Осужденные впитывали и запечатлевали в памяти картины воли и покоя, чтобы потом, в заключении, жить ими, потому что жить больше им было нечем.
— Лебедя ты заметил, — иронично проговорил Панжев Константин Иванович, вор со стажем, имевший, кроме воровской специальности „скокарь“, еще и мирную историка, которой занимался лишь в местах „не столь отдаленных“. — Ты лучше расскажи, как ты девочку заломал.

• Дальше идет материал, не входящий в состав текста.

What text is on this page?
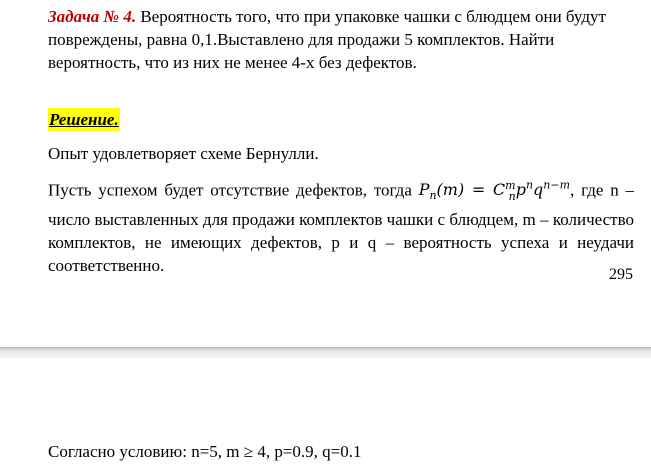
Задача № 4. Вероятность того, что при упаковке чашки с блюдцем они будут повреждены, равна 0,1.Выставлено для продажи 5 комплектов. Найти вероятность, что из них не менее 4-х без дефектов.

Решение.

Опыт удовлетворяет схеме Бернулли.

Пусть успехом будет отсутствие дефектов, тогда $P_n(m) = C^m_np^nq^{n-m}$, где n – число выставленных для продажи комплектов чашки с блюдцем, m – количество комплектов, не имеющих дефектов, p и q – вероятность успеха и неудачи соответственно.	295

Согласно условию: n=5, m ≥ 4, p=0.9, q=0.1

— Никого я не заламывал! — хмуро заметил Горбань. — Мы с нею жили половой жизнью почти год, а девочкой я ее не застал. Ее отчим заломал, очень большой начальник. Он меня и посадил по сто семнадцатой, чтобы свои грехи с „концами в воду“. Пришел на час раньше положенного, застал нас в постели, меня поначалу избил, здоровый мужик, как скала, а потом милицию вызвал. Моя дура испугалась, а может, другие соображения были, и накатала на меня заявление в милицию об изнасиловании. Доказать я ничего не мог, как ни пытался.
— Невиновный, значит? — криво усмехнулся Пан, чью кликуху знал каждый уважающий себя вор. — Мне говорили, что по таким делам назначается до семи экспертиз: судебно-медицинская, биологическая, питологическая, наложения, судебно-психологическая, судебно-психиатрическая и трассологическая. Только они дают ответ на вопрос, было изнасилование или нет. А ты мне „горбатого“ лепишь.
— Какие познания! — засмеялся Горбань. — „Съест-то он съест, да кто ж ему даст“. Ни одной экспертизы со мной не проводили. Ясно?